Ao longo dos próximos dias, o presidente e a equipe técnica seguirão por Campo Novo do Parecis, Brasnorte, Juína, Castanheira e Juruena. Além do registro dos pontos críticos de cada lote dos contratos, também serão realizadas reuniões com prefeituras e entidades locais para colher relatos da população.

“Temos recebido muita reclamação de toda essa região para onde estamos indo. Então, queremos ouvir as pessoas. Todo mundo pode acompanhar nossa caravana, é o Tribunal de Contas com o pé na estrada”, reforçou Sérgio Ricardo.
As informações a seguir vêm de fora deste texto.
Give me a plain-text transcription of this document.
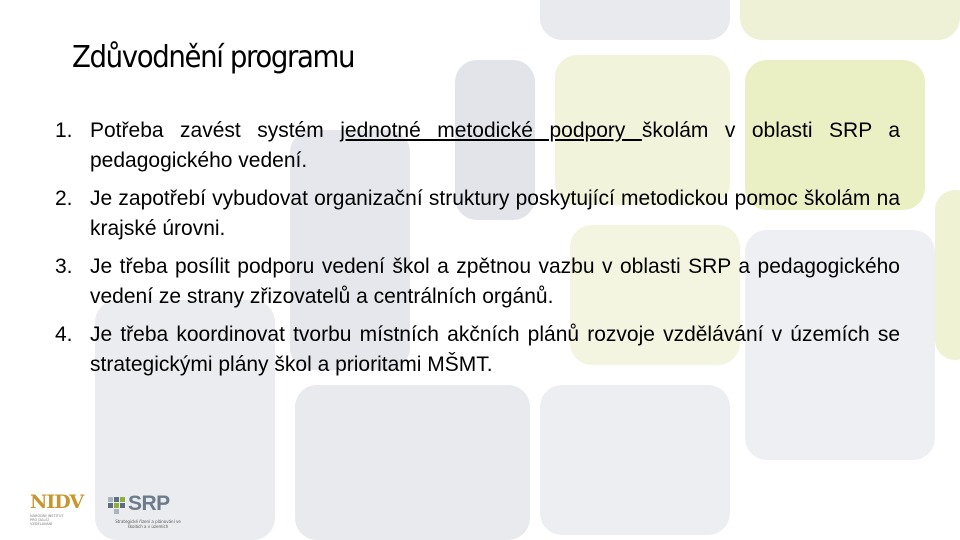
Zdůvodnění programu
1. Potřeba zavést systém jednotné metodické podpory školám v oblasti SRP a pedagogického vedení.
2. Je zapotřebí vybudovat organizační struktury poskytující metodickou pomoc školám na krajské úrovni.
3. Je třeba posílit podporu vedení škol a zpětnou vazbu v oblasti SRP a pedagogického vedení ze strany zřizovatelů a centrálních orgánů.
4. Je třeba koordinovat tvorbu místních akčních plánů rozvoje vzdělávání v územích se strategickými plány škol a prioritami MŠMT.
NIDV
NÁRODNÍ INSTITUT PRO DALŠÍ VZDĚLÁVÁNÍ
SRP
Strategické řízení a plánování ve školách a v územích
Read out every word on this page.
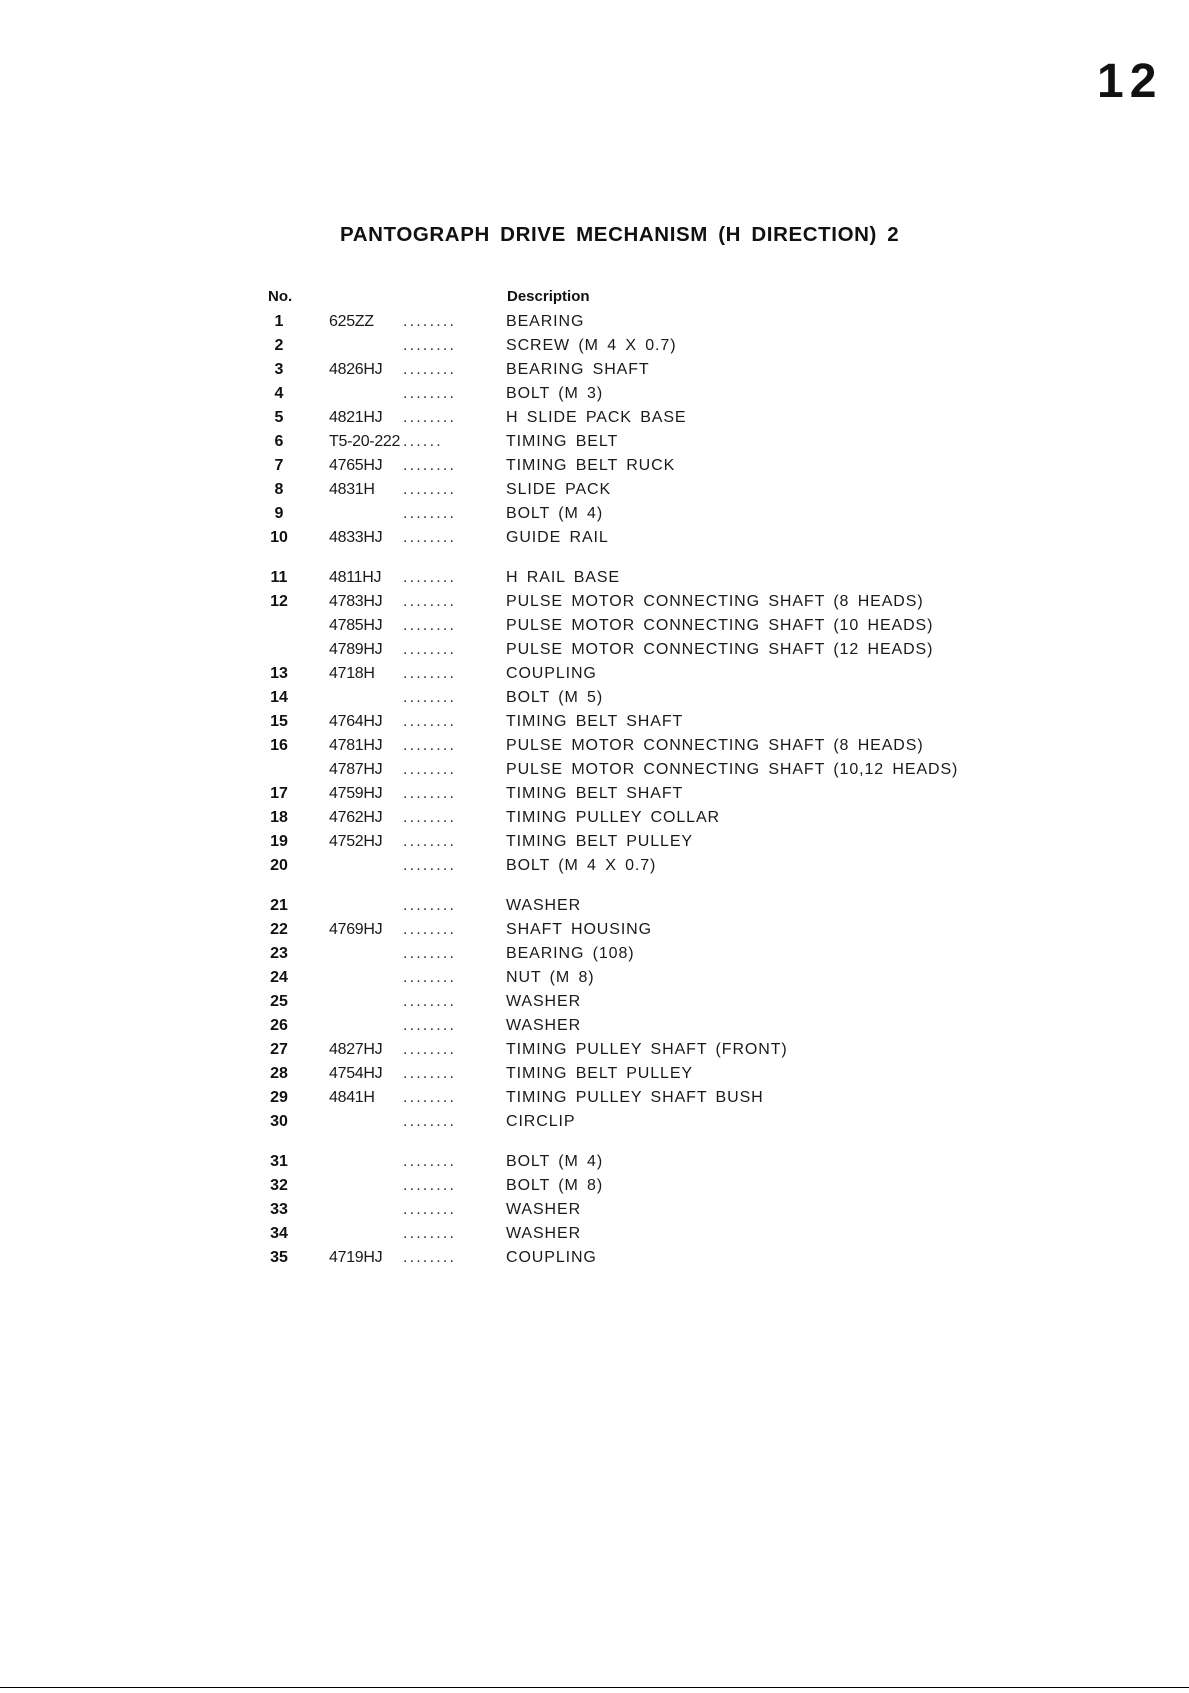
12
PANTOGRAPH DRIVE MECHANISM (H DIRECTION) 2
No.	Description
1	625ZZ ........	BEARING
2	........	SCREW (M 4 X 0.7)
3	4826HJ ........	BEARING SHAFT
4	........	BOLT (M 3)
5	4821HJ ........	H SLIDE PACK BASE
6	T5-20-222 ......	TIMING BELT
7	4765HJ ........	TIMING BELT RUCK
8	4831H ........	SLIDE PACK
9	........	BOLT (M 4)
10	4833HJ ........	GUIDE RAIL
11	4811HJ ........	H RAIL BASE
12	4783HJ ........	PULSE MOTOR CONNECTING SHAFT (8 HEADS)
4785HJ ........	PULSE MOTOR CONNECTING SHAFT (10 HEADS)
4789HJ ........	PULSE MOTOR CONNECTING SHAFT (12 HEADS)
13	4718H ........	COUPLING
14	........	BOLT (M 5)
15	4764HJ ........	TIMING BELT SHAFT
16	4781HJ ........	PULSE MOTOR CONNECTING SHAFT (8 HEADS)
4787HJ ........	PULSE MOTOR CONNECTING SHAFT (10,12 HEADS)
17	4759HJ ........	TIMING BELT SHAFT
18	4762HJ ........	TIMING PULLEY COLLAR
19	4752HJ ........	TIMING BELT PULLEY
20	........	BOLT (M 4 X 0.7)
21	........	WASHER
22	4769HJ ........	SHAFT HOUSING
23	........	BEARING (108)
24	........	NUT (M 8)
25	........	WASHER
26	........	WASHER
27	4827HJ ........	TIMING PULLEY SHAFT (FRONT)
28	4754HJ ........	TIMING BELT PULLEY
29	4841H ........	TIMING PULLEY SHAFT BUSH
30	........	CIRCLIP
31	........	BOLT (M 4)
32	........	BOLT (M 8)
33	........	WASHER
34	........	WASHER
35	4719HJ ........	COUPLING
O presidente explicou ainda que um dos pontos da auditoria é a regularidade do seguro das obras, já que a falta de cobertura pode inviabilizar a garantia para refazer os trechos danificados. “O artigo 618 do Código Civil diz que a empresa tem que garantir a manutenção por cinco anos. Mas, se não tem seguro, não tem como cobrir o estrago.”

A rodovia MT-170, antiga BR-174, foi estadualizada em junho de 2022 para acelerar a pavimentação. A obra se divide em duas frentes: uma de pavimentação nova, entre Castanheira e Colniza, e outra de recuperação, do entroncamento com a BR-364 até Castanheira, passando por Brasnorte e Juína.

Em um dos trechos mais críticos, executados pela empresa MT-Sul, foram pagos cerca de R$ 130 milhões, conforme levantamento preliminar do Tribunal. “É um trecho em que a MT-Sul já recebeu R$ 130 milhões e a estrada está totalmente destruída em um ano”, ressaltou Sérgio Ricardo.

Na última semana, lideranças da Região Noroeste denunciaram ao presidente que a má qualidade da via tem gerado prejuízos ao escoamento da produção, ao transporte de pacientes e à segurança dos motoristas.

Diante do cenário, foram convocadas para prestar esclarecimentos no TCE-MT as quatro empresas responsáveis pela execução (MT-Sul, Guache, Cavalca e Agrimat), além da Consol, que foi contratada pelo Governo do Estado para fiscalizar as demais.